The present data confirmed that CPB2-linked QTNs located in the 5′ and 3′UTR regions independently influenced plasma TAFI levels.^24,25  The proportion of TAFI variability attributable to CPB2 haplotypes²⁵  was remarkably similar (around 15%) in the 2 populations despite differences in allele frequencies and environmental backgrounds. The phylogenetic trees were also quite similar between the 2 populations despite the existence of population-specific haplotypes. The fact that the 3 putative QTNs occurred on the same branches of the trees in both populations is in favor of mutations dating from the period before the migration “out of Africa.”

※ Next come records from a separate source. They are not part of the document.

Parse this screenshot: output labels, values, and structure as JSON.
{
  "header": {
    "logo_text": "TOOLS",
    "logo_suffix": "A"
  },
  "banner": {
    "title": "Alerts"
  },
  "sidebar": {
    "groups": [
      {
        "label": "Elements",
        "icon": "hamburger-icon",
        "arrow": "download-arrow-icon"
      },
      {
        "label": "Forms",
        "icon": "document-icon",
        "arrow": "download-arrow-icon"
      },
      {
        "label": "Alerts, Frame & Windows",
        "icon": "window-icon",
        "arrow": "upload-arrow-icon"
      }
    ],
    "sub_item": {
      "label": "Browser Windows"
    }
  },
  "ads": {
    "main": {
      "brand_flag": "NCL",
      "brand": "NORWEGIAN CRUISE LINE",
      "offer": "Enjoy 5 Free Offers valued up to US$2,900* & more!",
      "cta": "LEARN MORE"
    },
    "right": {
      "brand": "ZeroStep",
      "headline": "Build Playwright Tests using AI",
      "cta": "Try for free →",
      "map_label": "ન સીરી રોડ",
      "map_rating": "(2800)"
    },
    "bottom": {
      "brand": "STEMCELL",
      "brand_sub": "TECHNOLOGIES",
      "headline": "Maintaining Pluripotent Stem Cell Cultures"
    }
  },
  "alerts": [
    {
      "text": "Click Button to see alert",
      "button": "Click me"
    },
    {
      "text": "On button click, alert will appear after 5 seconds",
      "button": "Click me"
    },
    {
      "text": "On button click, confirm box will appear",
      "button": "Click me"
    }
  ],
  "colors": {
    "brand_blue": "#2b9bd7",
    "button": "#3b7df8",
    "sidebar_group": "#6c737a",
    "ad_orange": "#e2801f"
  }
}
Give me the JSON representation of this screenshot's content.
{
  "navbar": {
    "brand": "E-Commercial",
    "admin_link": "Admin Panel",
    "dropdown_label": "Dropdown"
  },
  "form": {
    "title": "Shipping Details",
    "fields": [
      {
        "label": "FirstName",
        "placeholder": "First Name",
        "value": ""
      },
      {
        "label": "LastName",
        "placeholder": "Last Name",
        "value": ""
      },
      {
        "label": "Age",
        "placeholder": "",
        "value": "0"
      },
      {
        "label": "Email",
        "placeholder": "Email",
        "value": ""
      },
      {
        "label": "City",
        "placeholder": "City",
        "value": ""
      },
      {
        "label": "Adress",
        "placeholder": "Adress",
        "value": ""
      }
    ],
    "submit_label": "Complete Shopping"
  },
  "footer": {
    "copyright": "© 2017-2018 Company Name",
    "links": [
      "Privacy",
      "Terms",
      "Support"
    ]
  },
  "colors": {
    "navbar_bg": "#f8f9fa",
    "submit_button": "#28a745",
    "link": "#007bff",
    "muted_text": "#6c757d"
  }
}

As already suggested from our previous study,²⁵  the 3′UTR QTN might be the 1583T>A, a hypothesis that is consistent with a recent work showing that haplotypes containing the +1583T allele result in a transcript with decreased stability.⁴⁰  Unexpectedly, the A147T polymorphism did not appear to have its own effect in haplotype analysis, although it exhibited the strongest association with TAFI levels in univariate analysis. This is probably explained by the fact that it was in LD with the 3 putative QTNs and cumulated their effects in univariate analysis. Of importance, as already observed,²⁵  the p.T325I polymorphism was no longer associated with TAFI levels when using the new method free of artifact. Our analysis additionally suggested the existence of 2 QTNs in the 5′ region, -2599C>G and -2345 2G/1G, instead of only one as suggested by our previous studies.^24,25  The -2345 2G/1G SNP was, however, not investigated in the first study,^24,25  while in the second study, the strong LD in the 5′ region might have hampered a correct identification of the genetic effects.²⁵ 

While the greater diversity of the CPB2 gene in African subjects helped to identify the 1583T>A SNP as one of the QTLs underlying TAFI levels, the strong LD observed in the 5′ region did not allow us to get a complete insight into the identification of the putative QTNs located in this region. Since our molecular screening was performed only on chromosomes from European subjects, it cannot be ruled out that we missed some SNPs specific to the African population that could have contributed to better map the QTNs. Our screening strategy had about 100% power of detecting any mutation with frequency of 0.05 or more and 56% of 0.01 or more. We cannot exclude that some rare mutations have been missed. Similarly, the search for additional CPB2 SNPs into a public database, such as that of the HAPMAP project (www.hapmap.org), reveals that except several intronic SNPs, only one synonymous SNP located in the 3′UTR region with frequency less than 3.8% was not studied in our analysis. However, our sample size would have been too relatively low to be able to demonstrate any low/moderate effect of this SNP. Had this SNP had a strong effect on TAFI Ag levels, our screening strategy based on comparing 40 DNAs from individuals with low TAFI levels to 40 DNAs from individuals with high TAFI levels¹⁵  would have likely detected this SNP. Despite a poor influence of environment on TAFI levels,^12,24  we also cannot exclude an interaction between genotype and environment on determination of TAFI plasma levels.

Because of the LD among the 13 SNPs studied, a standard Bonferroni correction for multiple testing could not be applied since it would have been too conservative. Using the method proposed by Li and Ji,⁴¹  the number of independent components underlying the LD structure of the set of SNPs was estimated to be approximately 6. After correcting for this number, which corresponds to consider significant any P value of .008 or less, the effect of the 1583T>A SNP remained significant, whereas that of the 2 5′ QTNs was no longer significant. Larger studies conducted in populations of different origins are needed to refine the role of the 5′ region.

In conclusion, this transethnic study helped to better map the CPB2-linked QTNs responsible for the genetic control of TAFI Ag levels. Data from Africans and Europeans converged to identify the 1583T>A polymorphism as one of the QTNs, whereas larger epidemiologic studies and functional experiments are required to better clarify the contribution of the promoter region.